Anger can be righteous. But anger confers no righteousness. Two-plus-two equals four, even if the crowd angrily insists it’s nine.
Sadly, though, we live in a time when we invest in authentic feelings a moral and intellectual seriousness unearned by reason, fact, or argument. The people who think Brian Thompson had it coming because some people are angry about their health care are in profound moral error. The mob whisperers who attempt to explain why that anger is justified even if their methods in this case are wrong—i.e. “murder is wrong, but …”—are trying to exploit literally murderous anger to peddle their preferred policies (in much the same way many people tried to defend Hamas on October 7). They are rationalizing a profound moral error in service to a profound analytical error (they’re not even right about the unpopularity of American health care). There are debatable moral arguments for socialized medicine (I obviously disagree with them), but none of them become stronger by appeals to popular anger.

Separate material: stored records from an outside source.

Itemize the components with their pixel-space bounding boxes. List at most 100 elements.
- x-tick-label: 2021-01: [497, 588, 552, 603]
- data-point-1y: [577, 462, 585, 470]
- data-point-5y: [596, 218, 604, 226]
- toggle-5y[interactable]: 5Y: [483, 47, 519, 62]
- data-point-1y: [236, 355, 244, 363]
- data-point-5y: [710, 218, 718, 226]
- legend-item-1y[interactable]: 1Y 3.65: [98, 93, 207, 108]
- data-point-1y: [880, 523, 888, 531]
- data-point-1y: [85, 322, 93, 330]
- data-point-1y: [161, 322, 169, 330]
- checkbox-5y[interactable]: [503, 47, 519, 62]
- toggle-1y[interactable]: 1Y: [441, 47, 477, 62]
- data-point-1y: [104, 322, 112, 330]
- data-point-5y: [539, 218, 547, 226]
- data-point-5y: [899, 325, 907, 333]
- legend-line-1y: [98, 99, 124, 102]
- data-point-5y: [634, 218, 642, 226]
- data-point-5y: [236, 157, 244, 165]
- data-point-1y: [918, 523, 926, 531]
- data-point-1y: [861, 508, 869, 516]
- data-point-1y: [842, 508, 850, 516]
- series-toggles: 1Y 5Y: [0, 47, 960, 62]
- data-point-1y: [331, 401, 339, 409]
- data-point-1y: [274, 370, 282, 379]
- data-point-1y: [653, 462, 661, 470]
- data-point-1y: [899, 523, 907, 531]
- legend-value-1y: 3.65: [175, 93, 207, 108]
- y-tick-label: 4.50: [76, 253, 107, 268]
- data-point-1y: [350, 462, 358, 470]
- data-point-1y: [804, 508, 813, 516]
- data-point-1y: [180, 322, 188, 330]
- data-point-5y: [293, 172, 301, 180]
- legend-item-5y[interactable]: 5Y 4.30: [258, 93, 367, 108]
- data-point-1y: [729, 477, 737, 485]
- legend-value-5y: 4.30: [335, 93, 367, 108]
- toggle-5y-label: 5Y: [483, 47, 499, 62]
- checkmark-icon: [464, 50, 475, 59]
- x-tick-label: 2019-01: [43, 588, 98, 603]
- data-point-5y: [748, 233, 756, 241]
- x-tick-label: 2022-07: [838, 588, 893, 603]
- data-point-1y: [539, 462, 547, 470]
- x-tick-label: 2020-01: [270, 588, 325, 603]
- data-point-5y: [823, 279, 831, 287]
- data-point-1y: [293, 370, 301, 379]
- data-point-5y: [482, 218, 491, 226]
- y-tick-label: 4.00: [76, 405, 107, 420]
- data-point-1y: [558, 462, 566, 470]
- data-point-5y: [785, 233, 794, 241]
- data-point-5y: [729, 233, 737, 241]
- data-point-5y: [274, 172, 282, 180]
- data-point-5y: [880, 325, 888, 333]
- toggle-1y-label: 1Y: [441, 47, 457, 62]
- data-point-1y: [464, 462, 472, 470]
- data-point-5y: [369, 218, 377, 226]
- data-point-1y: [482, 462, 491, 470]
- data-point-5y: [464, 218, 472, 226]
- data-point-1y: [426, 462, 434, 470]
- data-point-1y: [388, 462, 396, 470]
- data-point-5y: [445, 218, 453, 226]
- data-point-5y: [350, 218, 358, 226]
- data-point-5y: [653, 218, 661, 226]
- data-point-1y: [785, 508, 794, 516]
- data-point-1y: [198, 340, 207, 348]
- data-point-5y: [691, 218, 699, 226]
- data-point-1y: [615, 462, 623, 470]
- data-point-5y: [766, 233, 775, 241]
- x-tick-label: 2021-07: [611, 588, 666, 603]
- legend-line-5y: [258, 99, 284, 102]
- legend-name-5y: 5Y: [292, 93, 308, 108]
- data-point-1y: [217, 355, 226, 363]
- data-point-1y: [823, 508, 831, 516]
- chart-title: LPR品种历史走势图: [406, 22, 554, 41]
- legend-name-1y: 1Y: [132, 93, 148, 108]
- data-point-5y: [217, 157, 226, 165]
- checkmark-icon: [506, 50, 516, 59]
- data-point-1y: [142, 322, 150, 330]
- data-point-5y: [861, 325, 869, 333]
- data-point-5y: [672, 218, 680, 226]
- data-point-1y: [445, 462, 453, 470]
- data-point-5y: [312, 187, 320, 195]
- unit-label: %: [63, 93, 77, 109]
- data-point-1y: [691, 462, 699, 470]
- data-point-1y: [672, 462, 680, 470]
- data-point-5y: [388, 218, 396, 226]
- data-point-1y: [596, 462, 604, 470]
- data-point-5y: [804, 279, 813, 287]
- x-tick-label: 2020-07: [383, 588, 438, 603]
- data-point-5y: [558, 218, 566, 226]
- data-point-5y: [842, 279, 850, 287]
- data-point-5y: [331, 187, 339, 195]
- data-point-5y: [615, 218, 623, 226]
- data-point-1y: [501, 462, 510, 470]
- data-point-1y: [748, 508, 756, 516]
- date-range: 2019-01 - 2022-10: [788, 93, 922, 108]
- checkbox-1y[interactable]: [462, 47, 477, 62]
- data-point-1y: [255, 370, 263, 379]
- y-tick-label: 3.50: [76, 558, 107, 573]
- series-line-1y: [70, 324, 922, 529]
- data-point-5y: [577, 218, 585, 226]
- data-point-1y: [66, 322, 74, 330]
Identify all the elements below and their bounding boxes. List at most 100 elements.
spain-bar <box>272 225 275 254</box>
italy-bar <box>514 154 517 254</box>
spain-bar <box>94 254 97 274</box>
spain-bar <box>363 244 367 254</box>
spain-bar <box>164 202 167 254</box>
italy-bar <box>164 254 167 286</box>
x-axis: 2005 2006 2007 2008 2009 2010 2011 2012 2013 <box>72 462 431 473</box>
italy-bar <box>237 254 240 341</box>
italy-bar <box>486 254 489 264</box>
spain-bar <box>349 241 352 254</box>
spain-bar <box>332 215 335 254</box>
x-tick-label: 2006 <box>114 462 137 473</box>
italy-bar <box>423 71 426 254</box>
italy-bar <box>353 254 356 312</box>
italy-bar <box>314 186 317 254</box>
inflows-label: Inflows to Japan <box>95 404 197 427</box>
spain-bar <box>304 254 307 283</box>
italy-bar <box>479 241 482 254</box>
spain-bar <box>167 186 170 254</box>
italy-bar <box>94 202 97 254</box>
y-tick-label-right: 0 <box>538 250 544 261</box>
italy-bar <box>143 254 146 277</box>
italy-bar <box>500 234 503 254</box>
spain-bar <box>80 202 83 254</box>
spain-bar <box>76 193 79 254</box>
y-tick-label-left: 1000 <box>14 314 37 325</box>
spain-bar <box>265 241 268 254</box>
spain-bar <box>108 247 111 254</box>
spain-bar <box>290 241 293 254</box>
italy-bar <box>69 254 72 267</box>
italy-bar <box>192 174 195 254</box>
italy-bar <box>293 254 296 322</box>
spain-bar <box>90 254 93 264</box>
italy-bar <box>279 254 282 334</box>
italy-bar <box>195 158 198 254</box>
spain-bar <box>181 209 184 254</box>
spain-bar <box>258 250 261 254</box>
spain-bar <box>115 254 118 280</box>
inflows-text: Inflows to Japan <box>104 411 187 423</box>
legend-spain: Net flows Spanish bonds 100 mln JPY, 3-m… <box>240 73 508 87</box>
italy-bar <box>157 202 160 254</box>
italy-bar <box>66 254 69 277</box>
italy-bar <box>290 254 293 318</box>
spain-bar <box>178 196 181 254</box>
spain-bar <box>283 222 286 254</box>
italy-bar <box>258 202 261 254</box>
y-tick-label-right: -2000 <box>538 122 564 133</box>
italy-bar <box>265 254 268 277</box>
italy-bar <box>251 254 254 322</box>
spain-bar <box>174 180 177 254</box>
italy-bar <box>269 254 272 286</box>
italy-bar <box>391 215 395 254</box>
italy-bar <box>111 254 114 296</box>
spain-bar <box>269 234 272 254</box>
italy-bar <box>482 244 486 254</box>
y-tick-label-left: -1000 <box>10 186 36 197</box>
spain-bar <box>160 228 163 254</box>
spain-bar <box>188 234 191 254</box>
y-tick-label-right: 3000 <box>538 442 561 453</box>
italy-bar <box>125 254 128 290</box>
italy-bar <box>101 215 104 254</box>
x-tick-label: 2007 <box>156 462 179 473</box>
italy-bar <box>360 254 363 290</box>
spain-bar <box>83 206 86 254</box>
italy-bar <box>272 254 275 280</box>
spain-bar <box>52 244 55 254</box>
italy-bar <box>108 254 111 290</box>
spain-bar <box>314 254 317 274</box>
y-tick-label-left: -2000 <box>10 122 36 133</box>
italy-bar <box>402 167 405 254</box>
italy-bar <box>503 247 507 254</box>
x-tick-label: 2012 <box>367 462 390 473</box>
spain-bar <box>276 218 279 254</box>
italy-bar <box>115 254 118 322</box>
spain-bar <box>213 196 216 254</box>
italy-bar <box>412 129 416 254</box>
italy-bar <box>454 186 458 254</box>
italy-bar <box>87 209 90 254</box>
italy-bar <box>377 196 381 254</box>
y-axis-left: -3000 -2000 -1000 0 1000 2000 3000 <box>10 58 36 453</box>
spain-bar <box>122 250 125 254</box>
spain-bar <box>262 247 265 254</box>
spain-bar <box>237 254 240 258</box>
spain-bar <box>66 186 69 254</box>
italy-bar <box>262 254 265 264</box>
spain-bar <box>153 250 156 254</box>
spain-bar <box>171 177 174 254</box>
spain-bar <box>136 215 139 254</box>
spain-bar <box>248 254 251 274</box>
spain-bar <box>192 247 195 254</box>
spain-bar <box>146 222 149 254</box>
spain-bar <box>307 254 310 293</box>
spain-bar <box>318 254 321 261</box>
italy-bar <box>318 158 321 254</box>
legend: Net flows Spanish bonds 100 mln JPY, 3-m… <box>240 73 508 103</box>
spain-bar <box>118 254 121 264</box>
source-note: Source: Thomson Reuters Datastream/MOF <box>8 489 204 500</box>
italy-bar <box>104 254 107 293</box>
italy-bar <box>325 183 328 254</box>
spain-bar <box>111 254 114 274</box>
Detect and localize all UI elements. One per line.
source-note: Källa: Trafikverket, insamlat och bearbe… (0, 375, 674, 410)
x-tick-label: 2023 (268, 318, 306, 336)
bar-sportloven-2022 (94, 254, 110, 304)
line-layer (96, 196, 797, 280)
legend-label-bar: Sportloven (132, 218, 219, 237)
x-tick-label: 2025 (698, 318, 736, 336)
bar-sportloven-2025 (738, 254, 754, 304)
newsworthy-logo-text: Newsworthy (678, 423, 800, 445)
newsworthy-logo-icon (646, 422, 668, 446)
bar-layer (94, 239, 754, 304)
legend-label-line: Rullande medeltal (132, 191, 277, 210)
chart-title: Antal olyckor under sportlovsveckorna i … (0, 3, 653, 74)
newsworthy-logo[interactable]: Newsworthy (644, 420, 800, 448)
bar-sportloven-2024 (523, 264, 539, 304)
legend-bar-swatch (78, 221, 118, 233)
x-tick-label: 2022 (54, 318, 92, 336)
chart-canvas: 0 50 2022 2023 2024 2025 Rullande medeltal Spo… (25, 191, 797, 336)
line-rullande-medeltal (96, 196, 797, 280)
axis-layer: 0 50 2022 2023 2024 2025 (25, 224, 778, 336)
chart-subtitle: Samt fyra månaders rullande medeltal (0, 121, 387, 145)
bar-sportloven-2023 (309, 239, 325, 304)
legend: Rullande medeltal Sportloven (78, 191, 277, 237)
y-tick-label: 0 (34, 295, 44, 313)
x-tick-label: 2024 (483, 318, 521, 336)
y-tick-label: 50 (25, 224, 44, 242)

(Out of curiosity, I searched Twitter for the phrase “Pardon Mangione” and the idiots did not disappoint.)
I do not subscribe to the view that the powerful and “the powerless” are subject to different moral rules, never mind legal ones. Liberalism is binding for everyone, not just the powerful and not just the powerless. I believe passionately in speaking the truth. I think the “speak truth to power” canard is mostly a tool for seeking power, not fighting it.
The Founders understood that mobs and despots alike could abuse their power. That was the essence of their fear of democracy and their fondness for republicanism. Arbitrarily using power outside the rule of law is wrong whether done by one person or a million—or in service to one person or a million. And lawlessly murdering someone is wrong no matter who does it and no matter who the victim is—and so is celebrating it.